Pahalılık, üretimi az olan ülkemizi, Türkiye’ den çok daha fazla etkilemekte, enflasyonu patlatmakta, halkın satın alma gücünü düşürmektedir. Şu anda bile, Türkiye’den  yıllık enflasyon oranında, yüzde 27 fazla durumdayız.

İş insanları, bu dönemde, kar marjlarını makul düzeylerde tutmalı, stoktaki mallarına zam yapmamalıdır. Hükümet ise, denetim konularında pasif kalmamalıdır.

Hükümet, halkı korumak için, elindeki vergi ve fon indirimleri araçları ile, pahalılık yangınını söndürmek için adımlar atmalıdır.

Elektrik, akaryakıt, gaz, ilaç ve gıda gibi temel ürünlere yapılan sürekli zamlar, yangına benzin dökmekle eşdeğerdir.Süratle, halkı pahalılık karşısında ezdirmeyecek yeni bir ekonomik paket açıklanmalıdır.

Kuzey Kıbrıs hükümeti,  suni gündemler ve kısır çekişmeler yerine, enflasyonla mücadele, kamu kaynakları disiplini, bütçe açığının kontrolü, fiyat istikrarı, sürdürülebilir ekonomik büyüme politikalarına öncelik vermelidir. Gerisi, havanda su dövmektir.

4 yıldır ülkemizi yöneten Hükümetlerin hiçbirinin ekonomik plan veya program yapma gailesi olmamıştır. Düşünün ki, ekonomik programı olmayan, hiçbir alanda bir yol haritası ve planlaması olmayan hükümetler ülkeyi nasıl yönetecek?

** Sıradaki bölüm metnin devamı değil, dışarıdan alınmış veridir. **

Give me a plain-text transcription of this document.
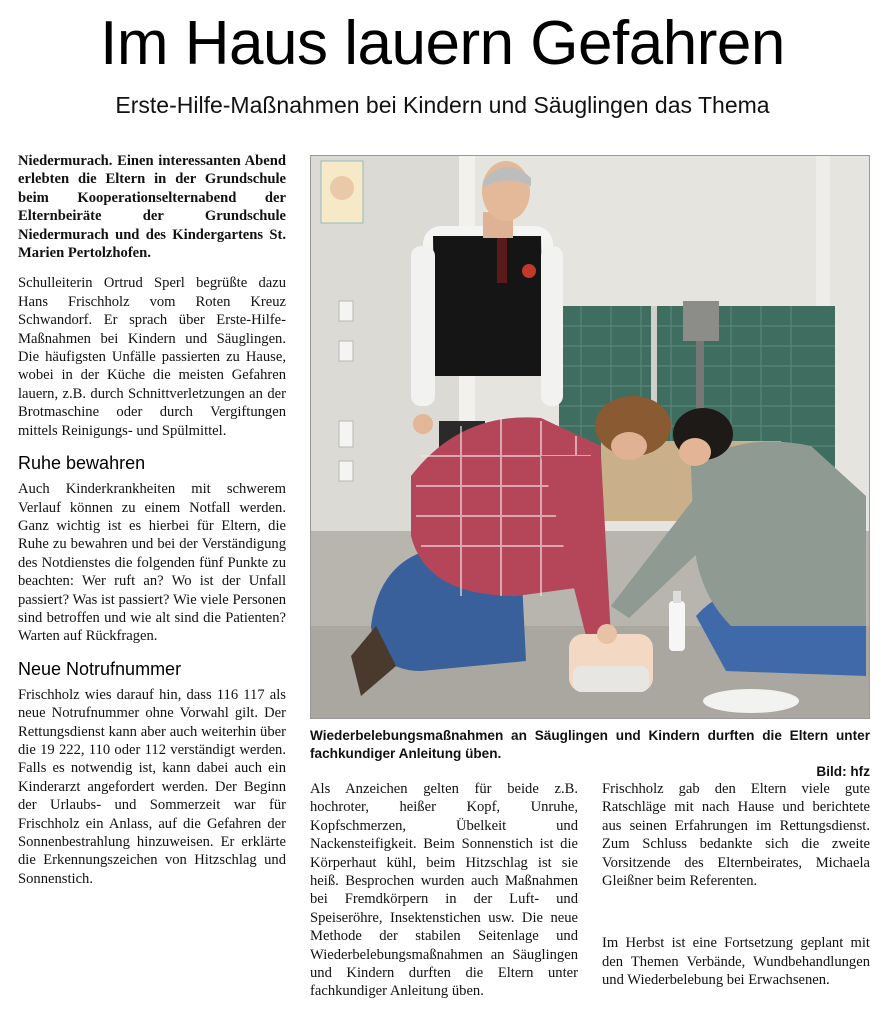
Im Haus lauern Gefahren
Erste-Hilfe-Maßnahmen bei Kindern und Säuglingen das Thema

Niedermurach. Einen interessanten Abend erlebten die Eltern in der Grundschule beim Kooperationselternabend der Elternbeiräte der Grundschule Niedermurach und des Kindergartens St. Marien Pertolzhofen.

Schulleiterin Ortrud Sperl begrüßte dazu Hans Frischholz vom Roten Kreuz Schwandorf. Er sprach über Erste-Hilfe-Maßnahmen bei Kindern und Säuglingen. Die häufigsten Unfälle passierten zu Hause, wobei in der Küche die meisten Gefahren lauern, z.B. durch Schnittverletzungen an der Brotmaschine oder durch Vergiftungen mittels Reinigungs- und Spülmittel.

Ruhe bewahren

Auch Kinderkrankheiten mit schwerem Verlauf können zu einem Notfall werden. Ganz wichtig ist es hierbei für Eltern, die Ruhe zu bewahren und bei der Verständigung des Notdienstes die folgenden fünf Punkte zu beachten: Wer ruft an? Wo ist der Unfall passiert? Was ist passiert? Wie viele Personen sind betroffen und wie alt sind die Patienten? Warten auf Rückfragen.

Neue Notrufnummer

Frischholz wies darauf hin, dass 116 117 als neue Notrufnummer ohne Vorwahl gilt. Der Rettungsdienst kann aber auch weiterhin über die 19 222, 110 oder 112 verständigt werden. Falls es notwendig ist, kann dabei auch ein Kinderarzt angefordert werden. Der Beginn der Urlaubs- und Sommerzeit war für Frischholz ein Anlass, auf die Gefahren der Sonnenbestrahlung hinzuweisen. Er erklärte die Erkennungszeichen von Hitzschlag und Sonnenstich.

Wiederbelebungsmaßnahmen an Säuglingen und Kindern durften die Eltern unter fachkundiger Anleitung üben.
Bild: hfz

Als Anzeichen gelten für beide z.B. hochroter, heißer Kopf, Unruhe, Kopfschmerzen, Übelkeit und Nackensteifigkeit. Beim Sonnenstich ist die Körperhaut kühl, beim Hitzschlag ist sie heiß. Besprochen wurden auch Maßnahmen bei Fremdkörpern in der Luft- und Speiseröhre, Insektenstichen usw. Die neue Methode der stabilen Seitenlage und Wiederbelebungsmaßnahmen an Säuglingen und Kindern durften die Eltern unter fachkundiger Anleitung üben.

Frischholz gab den Eltern viele gute Ratschläge mit nach Hause und berichtete aus seinen Erfahrungen im Rettungsdienst. Zum Schluss bedankte sich die zweite Vorsitzende des Elternbeirates, Michaela Gleißner beim Referenten.

Im Herbst ist eine Fortsetzung geplant mit den Themen Verbände, Wundbehandlungen und Wiederbelebung bei Erwachsenen.
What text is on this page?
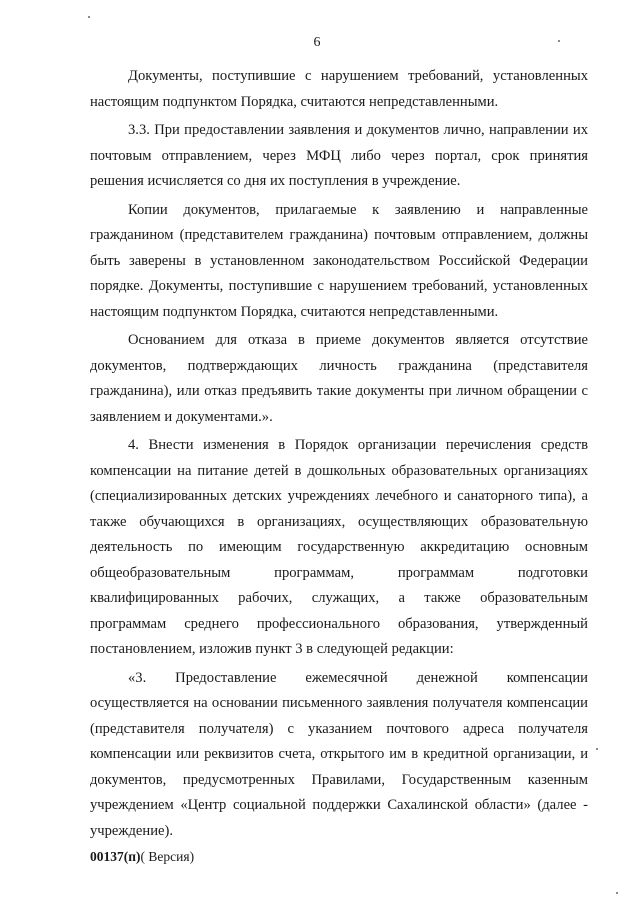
6

Документы, поступившие с нарушением требований, установленных настоящим подпунктом Порядка, считаются непредставленными.

3.3. При предоставлении заявления и документов лично, направлении их почтовым отправлением, через МФЦ либо через портал, срок принятия решения исчисляется со дня их поступления в учреждение.

Копии документов, прилагаемые к заявлению и направленные гражданином (представителем гражданина) почтовым отправлением, должны быть заверены в установленном законодательством Российской Федерации порядке. Документы, поступившие с нарушением требований, установленных настоящим подпунктом Порядка, считаются непредставленными.

Основанием для отказа в приеме документов является отсутствие документов, подтверждающих личность гражданина (представителя гражданина), или отказ предъявить такие документы при личном обращении с заявлением и документами.».

4. Внести изменения в Порядок организации перечисления средств компенсации на питание детей в дошкольных образовательных организациях (специализированных детских учреждениях лечебного и санаторного типа), а также обучающихся в организациях, осуществляющих образовательную деятельность по имеющим государственную аккредитацию основным общеобразовательным программам, программам подготовки квалифицированных рабочих, служащих, а также образовательным программам среднего профессионального образования, утвержденный постановлением, изложив пункт 3 в следующей редакции:

«3. Предоставление ежемесячной денежной компенсации осуществляется на основании письменного заявления получателя компенсации (представителя получателя) с указанием почтового адреса получателя компенсации или реквизитов счета, открытого им в кредитной организации, и документов, предусмотренных Правилами, Государственным казенным учреждением «Центр социальной поддержки Сахалинской области» (далее - учреждение).

00137(п)( Версия)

Bunun nasıl bir yönetim tarzı olduğunu bir düşünün ve kendi kendinize sorun bakalım. Siyasi görüşü ne olursa olsun, bu soruya herkesin objektif bir cevap vermesini bekliyorum. Örneğin, Ercan Havaalında da geçen gün yaşanan elektrik kesintileri ve kaos, bize plansızlığı, basiretsizliği ve uzmanların görüşlerini dikkate almamayı net olarak göstermektedir.